|
By: Vadim Kotelnikov Founder, Ten3 Business e-Coach – Inspiration and Innovation Unlimited, 1000ventures.com, 1000advices.com, Global Virtual Venture Valley #1 (VVV1)
|
|
Venture Acquisition Strategies
In
today's era driven by
systemic
innovation, acquiring and integrating
capabilities,
know-how, and technologies has become an efficient route to growth and a
strong alternative to internal research and product development.
Acquisition and integration of ventures is an effective method for supplementing a product and business portfolio with the best available technology, as well as enter emerging markets, with speed. Companies that chose a venture acquisition strategy are challenged to rethink the role of R&D and knowledge management within their corporations, to fit the new offerings with the near-term strategic and operating portfolio, and to prepare a sales, manufacturing, and distribution organization. This challenge requires learning about priorities, markets, technologies, speed of product/service development, integration of achievement-oriented people, and cultural fit. "These challenges are viewed from the perspectives of acquiring management and the about-to-be-acquired entrepreneurial leader and organization. This is an art, not a science, and it is easier to develop as a plan than it is to implement. After all, the human element is a critical component of this process."1 Case in Point Cisco Systems Inc. Cisco Systems Inc. used the venture acquisition approach with remarkable success. The company has pioneered the use of carefully designed and effectively operated acquisition process governed by hard-and-fast criteria and and ability to strike a deal within twenty-four hours and close it within two months.

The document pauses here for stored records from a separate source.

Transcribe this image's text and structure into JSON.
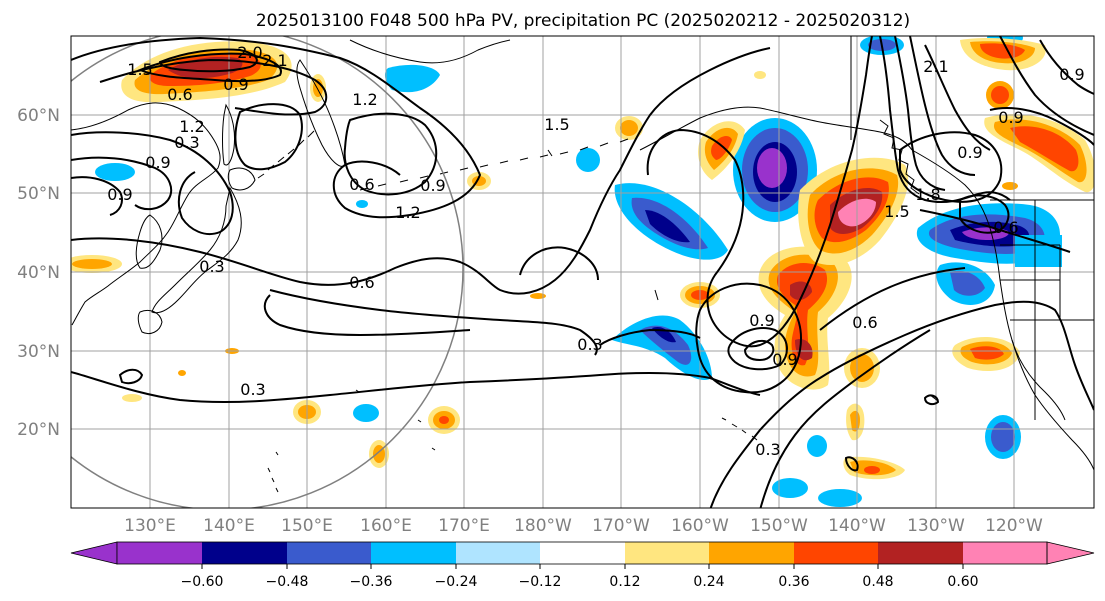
{
  "title": "2025013100 F048 500 hPa PV, precipitation PC (2025020212 - 2025020312)",
  "map": {
    "lat_ticks": [
      "60°N",
      "50°N",
      "40°N",
      "30°N",
      "20°N"
    ],
    "lon_ticks": [
      "130°E",
      "140°E",
      "150°E",
      "160°E",
      "170°E",
      "180°W",
      "170°W",
      "160°W",
      "150°W",
      "140°W",
      "130°W",
      "120°W"
    ],
    "gridlines": true,
    "contour_labels": [
      "1.5",
      "2.0",
      "2.1",
      "0.6",
      "0.9",
      "1.2",
      "0.3",
      "0.9",
      "0.9",
      "0.6",
      "1.2",
      "0.9",
      "0.3",
      "0.6",
      "0.3",
      "0.3",
      "1.5",
      "0.6",
      "0.9",
      "0.9",
      "1.5",
      "2.1",
      "1.8",
      "0.9",
      "0.9",
      "0.9",
      "0.6",
      "0.3",
      "1.2"
    ],
    "colors": {
      "land_outline": "#000000",
      "grid": "#a0a0a0",
      "circle": "#808080",
      "contour": "#000000"
    }
  },
  "colorbar": {
    "colors": [
      "#9932cc",
      "#00008b",
      "#3a5bcd",
      "#00bfff",
      "#afe4ff",
      "#ffffff",
      "#ffe680",
      "#ffa500",
      "#ff4500",
      "#b22222",
      "#ff82b4"
    ],
    "tick_labels": [
      "−0.60",
      "−0.48",
      "−0.36",
      "−0.24",
      "−0.12",
      "0.12",
      "0.24",
      "0.36",
      "0.48",
      "0.60"
    ],
    "extend": "both"
  }
}
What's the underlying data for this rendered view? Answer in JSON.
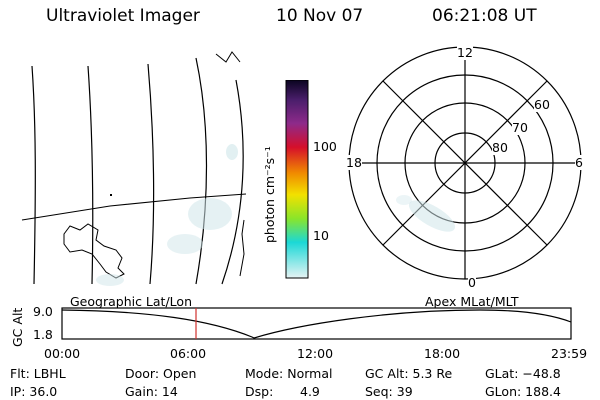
{
  "header": {
    "instrument": "Ultraviolet Imager",
    "date": "10 Nov 07",
    "time": "06:21:08 UT"
  },
  "colorbar": {
    "unit_label": "photon cm⁻²s⁻¹",
    "tick_labels": [
      "100",
      "10"
    ],
    "colors": [
      "#0a0420",
      "#4a1e6b",
      "#8e2a8a",
      "#d60f2a",
      "#f08a00",
      "#f2e100",
      "#8ae52a",
      "#1bd8d6",
      "#e6f3f4"
    ]
  },
  "polar_plot": {
    "mlt_labels": {
      "top": "12",
      "left": "18",
      "right": "6",
      "bottom": "0"
    },
    "lat_labels": [
      "60",
      "70",
      "80"
    ]
  },
  "timeline": {
    "left_caption": "Geographic Lat/Lon",
    "right_caption": "Apex MLat/MLT",
    "y_axis_label": "GC Alt",
    "y_max_label": "9.0",
    "y_min_label": "1.8",
    "time_ticks": [
      "00:00",
      "06:00",
      "12:00",
      "18:00",
      "23:59"
    ],
    "current_time_marker": "06:21"
  },
  "footer": {
    "filter": "Flt: LBHL",
    "ip": "IP: 36.0",
    "door": "Door: Open",
    "gain": "Gain: 14",
    "mode": "Mode: Normal",
    "dsp_label": "Dsp:",
    "dsp_value": "4.9",
    "gc_alt": "GC Alt: 5.3 Re",
    "seq": "Seq: 39",
    "glat": "GLat: −48.8",
    "glon": "GLon: 188.4"
  }
}
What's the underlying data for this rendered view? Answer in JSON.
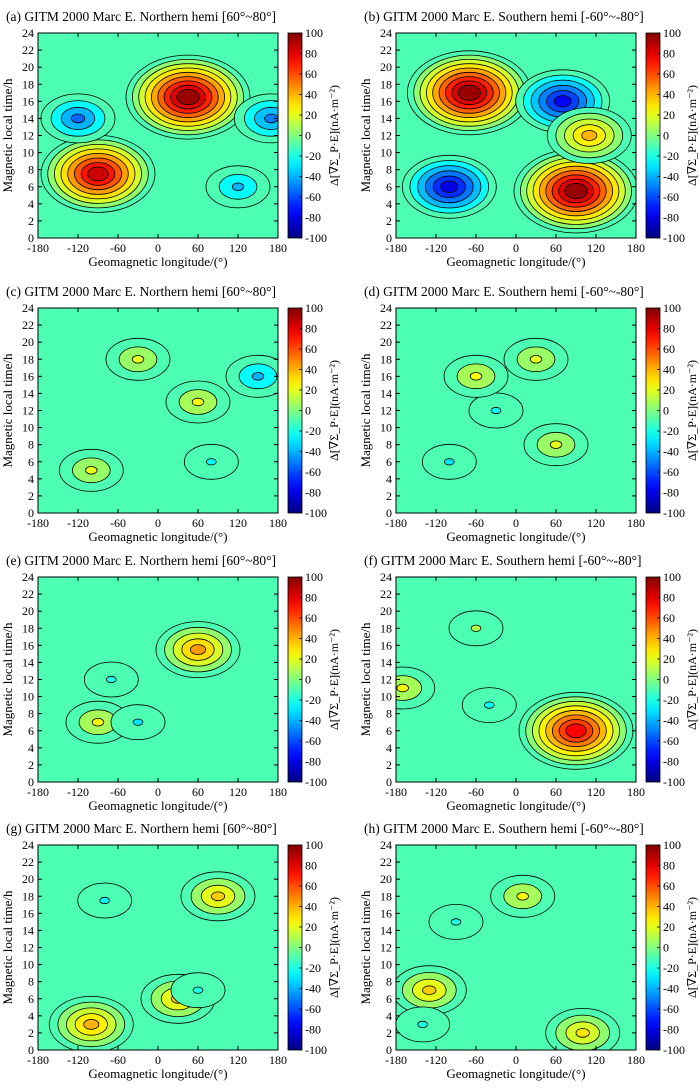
{
  "chart_data": [
    {
      "type": "heatmap",
      "label": "a",
      "title": "(a) GITM 2000 Marc E. Northern hemi [60°~80°]",
      "colorbar_label": "Δ[∇Σ_P·E](nA·m⁻²)",
      "blobs": [
        {
          "lon": -90,
          "mlt": 7.5,
          "value": 85
        },
        {
          "lon": 45,
          "mlt": 16.5,
          "value": 95
        },
        {
          "lon": -120,
          "mlt": 14,
          "value": -55
        },
        {
          "lon": 170,
          "mlt": 14,
          "value": -50
        },
        {
          "lon": 120,
          "mlt": 6,
          "value": -40
        }
      ]
    },
    {
      "type": "heatmap",
      "label": "b",
      "title": "(b) GITM 2000 Marc E. Southern hemi [-60°~-80°]",
      "colorbar_label": "Δ[∇Σ_P·E](nA·m⁻²)",
      "blobs": [
        {
          "lon": -70,
          "mlt": 17,
          "value": 95
        },
        {
          "lon": 90,
          "mlt": 5.5,
          "value": 95
        },
        {
          "lon": 70,
          "mlt": 16,
          "value": -75
        },
        {
          "lon": -100,
          "mlt": 6,
          "value": -80
        },
        {
          "lon": 110,
          "mlt": 12,
          "value": 40
        }
      ]
    },
    {
      "type": "heatmap",
      "label": "c",
      "title": "(c) GITM 2000 Marc E. Northern hemi [60°~80°]",
      "colorbar_label": "Δ[∇Σ_P·E](nA·m⁻²)",
      "blobs": [
        {
          "lon": 150,
          "mlt": 16,
          "value": -40
        },
        {
          "lon": 80,
          "mlt": 6,
          "value": -25
        },
        {
          "lon": 60,
          "mlt": 13,
          "value": 25
        },
        {
          "lon": -100,
          "mlt": 5,
          "value": 20
        },
        {
          "lon": -30,
          "mlt": 18,
          "value": 20
        }
      ]
    },
    {
      "type": "heatmap",
      "label": "d",
      "title": "(d) GITM 2000 Marc E. Southern hemi [-60°~-80°]",
      "colorbar_label": "Δ[∇Σ_P·E](nA·m⁻²)",
      "blobs": [
        {
          "lon": -100,
          "mlt": 6,
          "value": -30
        },
        {
          "lon": -30,
          "mlt": 12,
          "value": -25
        },
        {
          "lon": -60,
          "mlt": 16,
          "value": 25
        },
        {
          "lon": 60,
          "mlt": 8,
          "value": 20
        },
        {
          "lon": 30,
          "mlt": 18,
          "value": 20
        }
      ]
    },
    {
      "type": "heatmap",
      "label": "e",
      "title": "(e) GITM 2000 Marc E. Northern hemi [60°~80°]",
      "colorbar_label": "Δ[∇Σ_P·E](nA·m⁻²)",
      "blobs": [
        {
          "lon": 60,
          "mlt": 15.5,
          "value": 45
        },
        {
          "lon": -90,
          "mlt": 7,
          "value": 25
        },
        {
          "lon": -30,
          "mlt": 7,
          "value": -30
        },
        {
          "lon": -70,
          "mlt": 12,
          "value": -20
        }
      ]
    },
    {
      "type": "heatmap",
      "label": "f",
      "title": "(f) GITM 2000 Marc E. Southern hemi [-60°~-80°]",
      "colorbar_label": "Δ[∇Σ_P·E](nA·m⁻²)",
      "blobs": [
        {
          "lon": 90,
          "mlt": 6,
          "value": 75
        },
        {
          "lon": -40,
          "mlt": 9,
          "value": -25
        },
        {
          "lon": -170,
          "mlt": 11,
          "value": 25
        },
        {
          "lon": -60,
          "mlt": 18,
          "value": 10
        }
      ]
    },
    {
      "type": "heatmap",
      "label": "g",
      "title": "(g) GITM 2000 Marc E. Northern hemi [60°~80°]",
      "colorbar_label": "Δ[∇Σ_P·E](nA·m⁻²)",
      "blobs": [
        {
          "lon": -100,
          "mlt": 3,
          "value": 40
        },
        {
          "lon": 90,
          "mlt": 18,
          "value": 35
        },
        {
          "lon": 30,
          "mlt": 6,
          "value": 35
        },
        {
          "lon": -80,
          "mlt": 17.5,
          "value": -25
        },
        {
          "lon": 60,
          "mlt": 7,
          "value": -20
        }
      ]
    },
    {
      "type": "heatmap",
      "label": "h",
      "title": "(h) GITM 2000 Marc E. Southern hemi [-60°~-80°]",
      "colorbar_label": "Δ[∇Σ_P·E](nA·m⁻²)",
      "blobs": [
        {
          "lon": -130,
          "mlt": 7,
          "value": 35
        },
        {
          "lon": 10,
          "mlt": 18,
          "value": 25
        },
        {
          "lon": 100,
          "mlt": 2,
          "value": 30
        },
        {
          "lon": -140,
          "mlt": 3,
          "value": -20
        },
        {
          "lon": -90,
          "mlt": 15,
          "value": -20
        }
      ]
    }
  ],
  "axes": {
    "xlabel": "Geomagnetic longitude/(°)",
    "ylabel": "Magnetic local time/h",
    "xticks": [
      "-180",
      "-120",
      "-60",
      "0",
      "60",
      "120",
      "180"
    ],
    "yticks": [
      "0",
      "2",
      "4",
      "6",
      "8",
      "10",
      "12",
      "14",
      "16",
      "18",
      "20",
      "22",
      "24"
    ],
    "xlim": [
      -180,
      180
    ],
    "ylim": [
      0,
      24
    ]
  },
  "colorbar": {
    "ticks": [
      "100",
      "80",
      "60",
      "40",
      "20",
      "0",
      "-20",
      "-40",
      "-60",
      "-80",
      "-100"
    ],
    "range": [
      -100,
      100
    ],
    "colors": [
      "#00008f",
      "#0000ff",
      "#0080ff",
      "#00ffff",
      "#80ff80",
      "#ffff00",
      "#ff8000",
      "#ff0000",
      "#800000"
    ]
  }
}
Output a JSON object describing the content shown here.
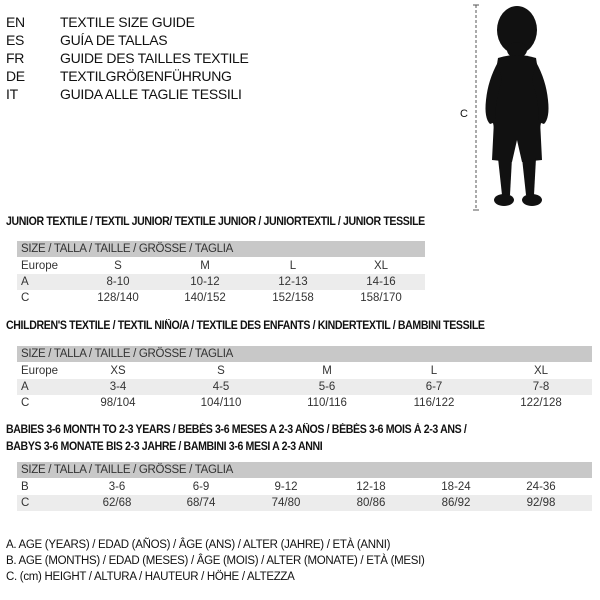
{
  "languages": [
    {
      "code": "EN",
      "label": "TEXTILE SIZE GUIDE"
    },
    {
      "code": "ES",
      "label": "GUÍA DE TALLAS"
    },
    {
      "code": "FR",
      "label": "GUIDE DES TAILLES TEXTILE"
    },
    {
      "code": "DE",
      "label": "TEXTILGRÖßENFÜHRUNG"
    },
    {
      "code": "IT",
      "label": "GUIDA ALLE TAGLIE TESSILI"
    }
  ],
  "figure": {
    "measure_label": "C"
  },
  "size_header": "SIZE / TALLA / TAILLE / GRÖSSE / TAGLIA",
  "junior": {
    "title": "JUNIOR TEXTILE / TEXTIL JUNIOR/ TEXTILE JUNIOR / JUNIORTEXTIL / JUNIOR TESSILE",
    "rows": [
      {
        "label": "Europe",
        "values": [
          "S",
          "M",
          "L",
          "XL"
        ]
      },
      {
        "label": "A",
        "values": [
          "8-10",
          "10-12",
          "12-13",
          "14-16"
        ]
      },
      {
        "label": "C",
        "values": [
          "128/140",
          "140/152",
          "152/158",
          "158/170"
        ]
      }
    ]
  },
  "children": {
    "title": "CHILDREN'S TEXTILE / TEXTIL NIÑO/A / TEXTILE DES ENFANTS / KINDERTEXTIL / BAMBINI TESSILE",
    "rows": [
      {
        "label": "Europe",
        "values": [
          "XS",
          "S",
          "M",
          "L",
          "XL"
        ]
      },
      {
        "label": "A",
        "values": [
          "3-4",
          "4-5",
          "5-6",
          "6-7",
          "7-8"
        ]
      },
      {
        "label": "C",
        "values": [
          "98/104",
          "104/110",
          "110/116",
          "116/122",
          "122/128"
        ]
      }
    ]
  },
  "babies": {
    "title_line1": "BABIES 3-6 MONTH TO 2-3 YEARS / BEBÉS 3-6 MESES A 2-3 AÑOS / BÉBÉS 3-6 MOIS À 2-3 ANS /",
    "title_line2": "BABYS 3-6 MONATE BIS 2-3 JAHRE / BAMBINI 3-6 MESI A 2-3 ANNI",
    "rows": [
      {
        "label": "B",
        "values": [
          "3-6",
          "6-9",
          "9-12",
          "12-18",
          "18-24",
          "24-36"
        ]
      },
      {
        "label": "C",
        "values": [
          "62/68",
          "68/74",
          "74/80",
          "80/86",
          "86/92",
          "92/98"
        ]
      }
    ]
  },
  "legend": [
    "A. AGE (YEARS) / EDAD (AÑOS) / ÂGE (ANS) / ALTER (JAHRE) / ETÀ (ANNI)",
    "B. AGE (MONTHS) / EDAD (MESES) / ÂGE (MOIS) / ALTER (MONATE) / ETÀ (MESI)",
    "C. (cm) HEIGHT / ALTURA / HAUTEUR / HÖHE / ALTEZZA"
  ]
}
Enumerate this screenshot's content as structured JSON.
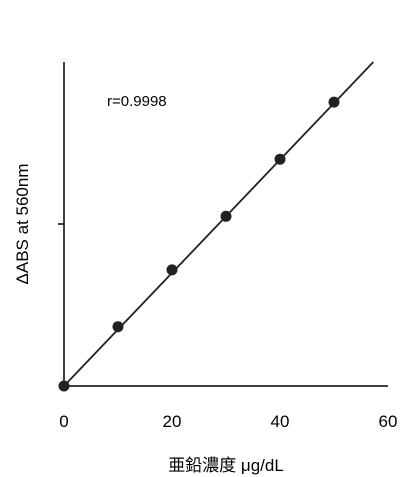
{
  "chart_data": {
    "type": "scatter",
    "ylabel": "ΔABS at 560nm",
    "xlabel": "亜鉛濃度 μg/dL",
    "xlim": [
      0,
      60
    ],
    "ylim": [
      0,
      1
    ],
    "xticks": [
      "0",
      "20",
      "40",
      "60"
    ],
    "annotation": "r=0.9998",
    "grid": false,
    "series": [
      {
        "x": [
          0,
          10,
          20,
          30,
          40,
          50
        ],
        "y": [
          0,
          0.216,
          0.423,
          0.618,
          0.826,
          1.034
        ]
      }
    ],
    "fit_line": {
      "slope": 0.0206,
      "intercept": 0.0
    },
    "colors": {
      "marker": "#222222",
      "line": "#222222",
      "axis": "#000000"
    }
  }
}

Cisco listens to the market, and if it doesn't have what the market wants, it uses company stock to buy a start-up or an emerging company that already has the product and integrates the new company along with its technology, as fast as possible. In 1994, Cisco acquired three companies, in 1995 – four, in 1996 – seven, in 1997 – six, in 1998 – nine, in 1999 – eighteen, and in 2000 – twenty-three. Being Acquired Ideally, a company considering being acquired can first work with its corporate candidate to sample the relationship. One way of accomplishing this is by accepting a strategic investment. However, the benefits and the risks for both sides must be weighed carefully. Relationships don't always develop into the merger or the acquisition.
Having a strategic investor is
definitely a double-edged weapon. Before accepting corporate investments,
companies should be sure that the investing company's agenda is consistent
with theirs and be certain that they are prepared to manage conflicting
agendas. Winning is not necessary achieved without partners and parents. Expand your search to the international marketplace. Prepare the team, as well as your investors, for the possibility of acquisition as means to realize the full potential of the company's entrepreneurial vision.